Lingvo: a Modular and Scalable Framework for Sequence-to-Sequence Modeling
Shen, Jonathan, Nguyen, Patrick, Wu, Yonghui, Chen, Zhifeng, Chen, Mia X., Jia, Ye, Kannan, Anjuli, Sainath, Tara, Cao, Yuan, Chiu, Chung-Cheng, He, Yanzhang, Chorowski, Jan, Hinsu, Smit, Laurenzo, Stella, Qin, James, Firat, Orhan, Macherey, Wolfgang, Gupta, Suyog, Bapna, Ankur, Zhang, Shuyuan, Pang, Ruoming, Weiss, Ron J., Prabhavalkar, Rohit, Liang, Qiao, Jacob, Benoit, Liang, Bowen, Lee, HyoukJoong, Chelba, Ciprian, Jean, Sébastien, Li, Bo, Johnson, Melvin, Anil, Rohan, Tibrewal, Rajat, Liu, Xiaobing, Eriguchi, Akiko, Jaitly, Navdeep, Ari, Naveen, Cherry, Colin, Haghani, Parisa, Good, Otavio, Cheng, Youlong, Alvarez, Raziel, Caswell, Isaac, Hsu, Wei-Ning, Yang, Zongheng, Wang, Kuan-Chieh, Gonina, Ekaterina, Tomanek, Katrin, Vanik, Ben, Wu, Zelin, Jones, Llion, Schuster, Mike, Huang, Yanping, Chen, Dehao, Irie, Kazuki, Foster, George, Richardson, John, Macherey, Klaus, Bruguier, Antoine, Zen, Heiga, Raffel, Colin, Kumar, Shankar, Rao, Kanishka, Rybach, David, Murray, Matthew, Peddinti, Vijayaditya, Krikun, Maxim, Bacchiani, Michiel A. U., Jablin, Thomas B., Suderman, Rob, Williams, Ian, Lee, Benjamin, Bhatia, Deepti, Carlson, Justin, Yavuz, Semih, Zhang, Yu, McGraw, Ian, Galkin, Max, Ge, Qi, Pundak, Golan, Whipkey, Chad, Wang, Todd, Alon, Uri, Lepikhin, Dmitry, Tian, Ye, Sabour, Sara, Chan, William, Toshniwal, Shubham, Liao, Baohua, Nirschl, Michael, Rondon, Pat
Lingvo is a Tensorflow framework offering a complete solution for collaborative deep learning research, with a particular focus towards sequence-to-sequence models. Lingvo models are composed of modular building blocks that are flexible and easily extensible, and experiment configurations are centralized and highly customizable. Distributed training and quantized inference are supported directly within the framework, and it contains existing implementations of a large number of utilities, helper functions, and the newest research ideas.
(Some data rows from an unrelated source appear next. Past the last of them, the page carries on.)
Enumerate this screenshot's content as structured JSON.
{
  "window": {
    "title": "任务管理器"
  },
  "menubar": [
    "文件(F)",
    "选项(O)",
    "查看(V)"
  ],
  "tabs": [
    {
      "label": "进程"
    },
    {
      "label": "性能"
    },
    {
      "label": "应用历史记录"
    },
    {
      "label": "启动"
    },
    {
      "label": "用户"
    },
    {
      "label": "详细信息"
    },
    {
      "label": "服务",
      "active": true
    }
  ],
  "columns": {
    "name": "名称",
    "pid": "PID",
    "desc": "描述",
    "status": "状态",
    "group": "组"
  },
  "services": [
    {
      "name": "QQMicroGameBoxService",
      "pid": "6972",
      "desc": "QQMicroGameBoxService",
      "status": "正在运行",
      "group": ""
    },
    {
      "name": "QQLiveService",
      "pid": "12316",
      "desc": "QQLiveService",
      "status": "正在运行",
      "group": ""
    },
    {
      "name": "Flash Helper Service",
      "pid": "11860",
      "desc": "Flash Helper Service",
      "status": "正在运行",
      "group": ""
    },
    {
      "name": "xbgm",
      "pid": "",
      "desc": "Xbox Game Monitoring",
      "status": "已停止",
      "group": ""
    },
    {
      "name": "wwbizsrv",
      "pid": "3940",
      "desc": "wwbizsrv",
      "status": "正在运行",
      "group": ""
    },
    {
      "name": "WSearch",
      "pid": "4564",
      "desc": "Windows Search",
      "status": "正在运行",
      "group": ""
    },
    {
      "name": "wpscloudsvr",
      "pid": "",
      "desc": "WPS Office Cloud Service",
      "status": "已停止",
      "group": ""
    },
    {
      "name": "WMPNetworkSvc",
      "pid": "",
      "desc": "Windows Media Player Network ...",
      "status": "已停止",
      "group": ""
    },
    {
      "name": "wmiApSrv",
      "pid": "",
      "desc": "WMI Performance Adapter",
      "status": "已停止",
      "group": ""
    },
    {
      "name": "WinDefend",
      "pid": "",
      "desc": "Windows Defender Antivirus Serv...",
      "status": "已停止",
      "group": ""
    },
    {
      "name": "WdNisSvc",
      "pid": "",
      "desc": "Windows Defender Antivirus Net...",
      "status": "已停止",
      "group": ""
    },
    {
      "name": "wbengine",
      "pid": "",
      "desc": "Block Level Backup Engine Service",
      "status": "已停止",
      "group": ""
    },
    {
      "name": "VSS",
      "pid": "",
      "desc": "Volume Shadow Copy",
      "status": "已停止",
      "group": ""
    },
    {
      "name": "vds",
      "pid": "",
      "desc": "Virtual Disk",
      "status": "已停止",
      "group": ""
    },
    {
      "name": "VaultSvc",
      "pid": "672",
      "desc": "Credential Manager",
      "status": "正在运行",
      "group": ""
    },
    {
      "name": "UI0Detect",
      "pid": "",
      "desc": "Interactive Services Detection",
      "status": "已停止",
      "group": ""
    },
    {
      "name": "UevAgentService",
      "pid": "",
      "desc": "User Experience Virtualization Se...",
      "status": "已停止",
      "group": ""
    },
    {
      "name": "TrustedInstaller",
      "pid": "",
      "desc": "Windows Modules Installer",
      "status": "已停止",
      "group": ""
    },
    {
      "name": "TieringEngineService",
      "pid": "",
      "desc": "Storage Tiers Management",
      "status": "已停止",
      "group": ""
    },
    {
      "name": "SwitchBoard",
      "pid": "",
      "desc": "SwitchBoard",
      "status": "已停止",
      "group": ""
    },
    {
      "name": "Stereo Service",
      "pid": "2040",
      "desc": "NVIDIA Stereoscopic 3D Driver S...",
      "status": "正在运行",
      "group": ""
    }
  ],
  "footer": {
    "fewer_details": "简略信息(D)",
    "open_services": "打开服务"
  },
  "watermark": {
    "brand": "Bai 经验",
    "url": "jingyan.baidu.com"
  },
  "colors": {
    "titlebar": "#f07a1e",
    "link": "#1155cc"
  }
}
Lingvo has been used in collaboration by dozens of researchers in more than 20 papers over the last two years. This document outlines the underlying design of Lingvo and serves as an introduction to the various pieces of the framework, while also offering examples of advanced features that showcase the capabilities of the framework.